Slot declarations can appear in multiple classes in a class tree, but they are subject to a number of constraints that are somewhat difficult to rationalize unless you understand the implementation of slots as class-level descriptors (a tool we’ll study in detail in the last part of this book):
- If a subclass inherits from a superclass without a __slots__, the __dict__ attribute of the superclass will always be accessible, making a __slots__ in the subclass meaningless.
- If a class defines the same slot name as a superclass, the version of the name defined by the superclass slot will be accessible only by fetching its descriptor directly from the superclass.
- Because the meaning of a __slots__ declaration is limited to the class in which it appears, subclasses will have a __dict__ unless they also define a __slots__.
In terms of listing instance attributes generically, slots in multiple classes might require manual class tree climbs, dir usage, or a policy that treats slot names as a different category of names altogether:
>>> class E:
... __slots__ = ['c', 'd'] # Superclass has slots
...
>>> class D(E):
... __slots__ = ['a', '__dict__'] # So does its subclass
...
>>> X = D()
>>> X.a = 1; X.b = 2; X.c = 3 # The instance is the union
>>> X.a, X.c
(1, 3)
>>> E.__slots__ # But slots are not concatenated
['c', 'd']
>>> D.__slots__
['a', '__dict__']
>>> X.__slots__ # Instance inherits *lowest* __slots__
['a', '__dict__']
>>> X.__dict__ # And has its own an attr dict
{'b': 2}
>>> for attr in list(getattr(X, '__dict__', [])) + getattr(X, '__slots__', []):
... print(attr, '=>', getattr(X, attr))
...
b => 2 # Superclass slots missed!
a => 1
__dict__ => {'b': 2}
>>> dir(X) # dir() includes all slot names
[...many names omitted... 'a', 'b', 'c', 'd']
When such generality is possible, slots are probably best treated as class attributes, rather than trying to mold them to appear the same as normal instance attributes.
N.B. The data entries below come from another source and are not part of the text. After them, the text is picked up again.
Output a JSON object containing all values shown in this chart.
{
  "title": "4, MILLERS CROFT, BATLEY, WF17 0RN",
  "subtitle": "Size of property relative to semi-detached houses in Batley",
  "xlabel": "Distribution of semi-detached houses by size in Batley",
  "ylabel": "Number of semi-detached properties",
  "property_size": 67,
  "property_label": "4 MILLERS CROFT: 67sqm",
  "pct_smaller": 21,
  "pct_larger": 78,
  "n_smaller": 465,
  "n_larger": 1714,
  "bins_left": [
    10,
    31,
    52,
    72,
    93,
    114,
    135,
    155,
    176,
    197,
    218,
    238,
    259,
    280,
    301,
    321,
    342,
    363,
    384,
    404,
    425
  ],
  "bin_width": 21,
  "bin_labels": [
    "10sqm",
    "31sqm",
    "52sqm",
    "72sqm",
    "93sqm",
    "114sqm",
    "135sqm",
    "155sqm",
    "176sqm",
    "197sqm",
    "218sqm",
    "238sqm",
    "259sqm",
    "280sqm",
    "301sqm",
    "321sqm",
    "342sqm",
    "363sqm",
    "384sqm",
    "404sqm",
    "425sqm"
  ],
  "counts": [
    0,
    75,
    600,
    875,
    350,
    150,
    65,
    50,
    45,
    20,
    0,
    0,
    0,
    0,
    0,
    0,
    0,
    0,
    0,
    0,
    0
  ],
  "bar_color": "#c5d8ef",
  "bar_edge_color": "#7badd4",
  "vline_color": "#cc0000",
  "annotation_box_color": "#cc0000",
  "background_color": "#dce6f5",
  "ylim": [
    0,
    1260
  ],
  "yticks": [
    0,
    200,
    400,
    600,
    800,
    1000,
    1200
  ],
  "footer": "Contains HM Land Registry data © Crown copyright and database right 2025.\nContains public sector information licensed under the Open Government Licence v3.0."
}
For more on slots in general, see the Python standard manual set. Also watch for an example that allows for attributes based on both __slots__ and __dict__ storage in the Private decorator discussion of Chapter 38.
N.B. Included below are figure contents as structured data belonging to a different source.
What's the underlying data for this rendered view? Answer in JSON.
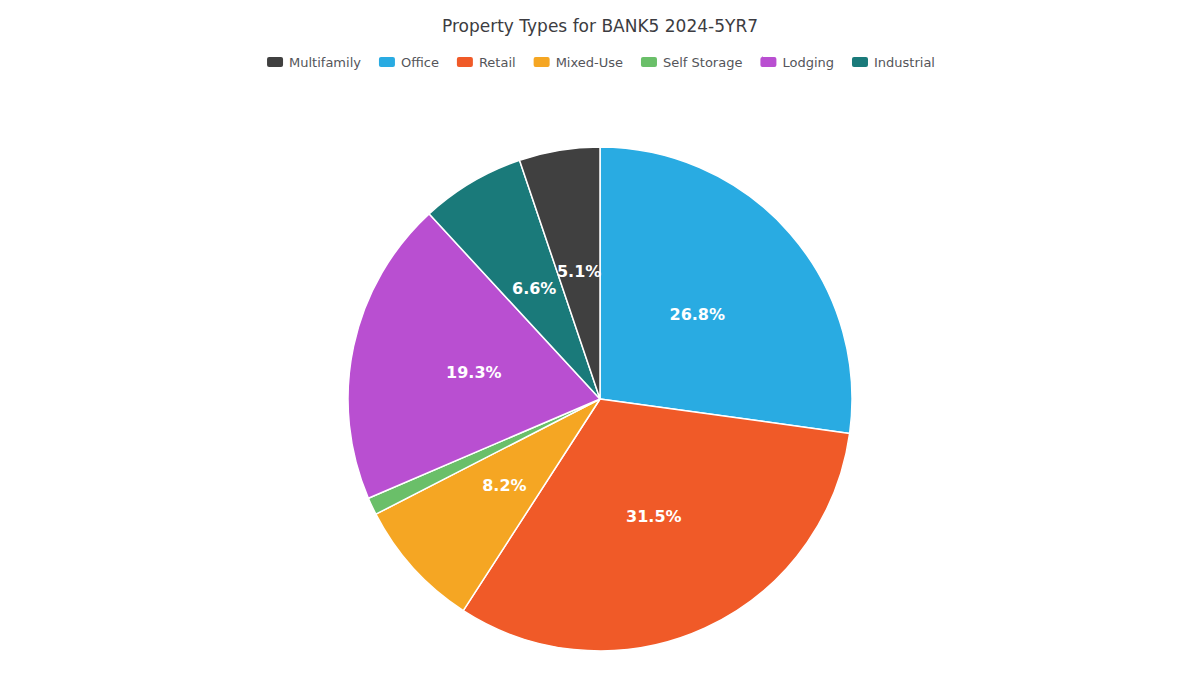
{
  "chart_data": {
    "type": "pie",
    "title": "Property Types for BANK5 2024-5YR7",
    "categories": [
      "Office",
      "Retail",
      "Mixed-Use",
      "Self Storage",
      "Lodging",
      "Industrial",
      "Multifamily"
    ],
    "values": [
      26.8,
      31.5,
      8.2,
      1.1,
      19.3,
      6.6,
      5.1
    ],
    "value_labels": [
      "26.8%",
      "31.5%",
      "8.2%",
      null,
      "19.3%",
      "6.6%",
      "5.1%"
    ],
    "colors": [
      "#29abe2",
      "#f05a28",
      "#f5a623",
      "#6abf69",
      "#b94fd1",
      "#1a7a7a",
      "#404040"
    ],
    "legend_labels": [
      "Multifamily",
      "Office",
      "Retail",
      "Mixed-Use",
      "Self Storage",
      "Lodging",
      "Industrial"
    ],
    "legend": "top",
    "data_labels": true
  }
}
For a prime example of why generic programs may need to care about slots, see the lister.py display mix-in classes example in the multiple inheritance section of the prior chapter; a note there describes the example’s slot concerns. In such a tool that attempts to list attributes generically, slot usage requires either extra code or the implementation of policies regarding the handling of slot-based attributes in general.